Kompressionsklassen erklärt: Wie viel mmHg brauchen Sie wirklich?
Aktualisiert am 2. September 2026 · 7 Min. Lesezeit
Zur Prävention — Reisen, stehende Arbeit, müde oder schwere Beine, Schwangerschaftsschwellungen — wählen Sie Klasse I (15–21 mmHg). Bei diagnostizierten Leiden — Krampfadern, Nachsorge nach Thrombose, Lymphödem — ist Klasse II (23–32 mmHg) der europäische klinische Standard, idealerweise vom Phlebologen bestätigt. Mehr Druck ist nicht besser; der richtige Druck, täglich getragen, ist es.

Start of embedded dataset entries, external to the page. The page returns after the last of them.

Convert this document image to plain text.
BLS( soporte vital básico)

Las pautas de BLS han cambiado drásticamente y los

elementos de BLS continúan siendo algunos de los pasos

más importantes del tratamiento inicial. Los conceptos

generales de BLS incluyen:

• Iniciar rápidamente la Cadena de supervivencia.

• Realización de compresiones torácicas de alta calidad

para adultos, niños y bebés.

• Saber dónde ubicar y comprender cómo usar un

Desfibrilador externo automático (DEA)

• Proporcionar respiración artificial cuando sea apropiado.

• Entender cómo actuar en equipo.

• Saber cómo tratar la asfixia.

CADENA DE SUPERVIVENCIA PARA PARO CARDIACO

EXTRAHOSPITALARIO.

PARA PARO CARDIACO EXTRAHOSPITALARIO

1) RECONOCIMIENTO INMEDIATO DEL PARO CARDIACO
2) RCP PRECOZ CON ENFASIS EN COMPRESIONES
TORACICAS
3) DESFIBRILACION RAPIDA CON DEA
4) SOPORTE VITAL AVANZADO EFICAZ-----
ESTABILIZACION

Was mmHg wirklich bedeutet
Kompression wird in Millimetern Quecksilbersäule (mmHg) gemessen — derselben Einheit wie der Blutdruck — und immer am Knöchel, wo der Druck am höchsten ist. Ein graduierter Strumpf gibt diesen Druck nach oben hin ab: Nach dem zertifizierten Profil des Herstellers behält der Bereich direkt über dem Knöchel 70–100 % des Knöcheldrucks, die Wade 50–80 % und der Oberschenkelteil längerer Modelle 20–60 %.
Dieses Gefälle — nicht das Drücken an sich — unterstützt den venösen Rückfluss zum Herzen. Deshalb richtet sich die Größe nach Knöchel- und Wadenumfang in Zentimetern: Ein Strumpf, der nicht zu Ihren Maßen passt, kann seinen deklarierten Druck nicht liefern.
Die europäischen Klassen
Piumella führt Klasse I und Klasse II — die beiden Klassen, die Alltagsprävention und die häufigsten diagnostizierten Leiden abdecken. Klasse III gehört in die Anpassung beim Spezialisten.

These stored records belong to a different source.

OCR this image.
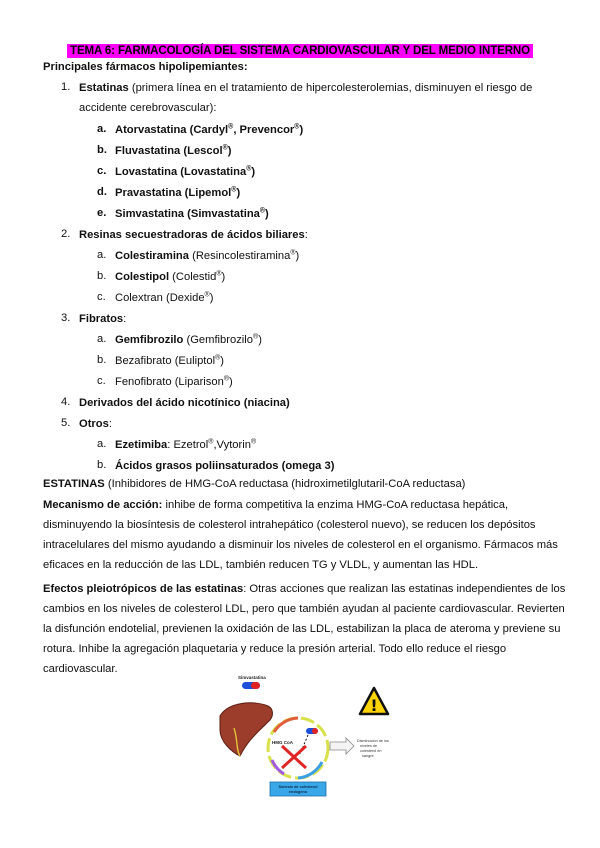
TEMA 6: FARMACOLOGÍA DEL SISTEMA CARDIOVASCULAR Y DEL MEDIO INTERNO
Principales fármacos hipolipemiantes:
1. Estatinas (primera línea en el tratamiento de hipercolesterolemias, disminuyen el riesgo de
accidente cerebrovascular):
a. Atorvastatina (Cardyl®, Prevencor®)
b. Fluvastatina (Lescol®)
c. Lovastatina (Lovastatina®)
d. Pravastatina (Lipemol®)
e. Simvastatina (Simvastatina®)
2. Resinas secuestradoras de ácidos biliares:
a. Colestiramina (Resincolestiramina®)
b. Colestipol (Colestid®)
c. Colextran (Dexide®)
3. Fibratos:
a. Gemfibrozilo (Gemfibrozilo®)
b. Bezafibrato (Euliptol®)
c. Fenofibrato (Liparison®)
4. Derivados del ácido nicotínico (niacina)
5. Otros:
a. Ezetimiba: Ezetrol®,Vytorin®
b. Ácidos grasos poliinsaturados (omega 3)
ESTATINAS (Inhibidores de HMG-CoA reductasa (hidroximetilglutaril-CoA reductasa)

Mecanismo de acción: inhibe de forma competitiva la enzima HMG-CoA reductasa hepática, disminuyendo la biosíntesis de colesterol intrahepático (colesterol nuevo), se reducen los depósitos intracelulares del mismo ayudando a disminuir los niveles de colesterol en el organismo. Fármacos más eficaces en la reducción de las LDL, también reducen TG y VLDL, y aumentan las HDL.

Efectos pleiotrópicos de las estatinas: Otras acciones que realizan las estatinas independientes de los cambios en los niveles de colesterol LDL, pero que también ayudan al paciente cardiovascular. Revierten la disfunción endotelial, previenen la oxidación de las LDL, estabilizan la placa de ateroma y previene su rotura. Inhibe la agregación plaquetaria y reduce la presión arterial. Todo ello reduce el riesgo cardiovascular.

Simvastatina
!
HMG CoA	Disminución de los
niveles de
colesterol en
sangre
Síntesis de colesterol
endógeno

| Klasse | Druck am Knöchel | Typischer Einsatz | Rezept |
|---|---|---|---|
| Klasse I | 15–21 mmHg | Schwere Beine, Flüge, Bürotage, leichte Schwellungen, Schwangerschaft | Nein |
| Klasse II | 23–32 mmHg | Diagnostizierte Krampfadern, Nachsorge nach Thrombose | Empfohlen |
| Klasse III | 34–46 mmHg | Schwere chronische Insuffizienz — Fachanpassung; nicht im Sortiment | Ja |
Klasse I vs. Klasse II — der ehrliche Unterschied
Wenn niemand bei Ihnen etwas diagnostiziert hat, ist Klasse I fast immer der richtige Start: deutlich leichter anzuziehen, über einen Zehn-Stunden-Tag bequem und für die Prävention klinisch sinnvoll.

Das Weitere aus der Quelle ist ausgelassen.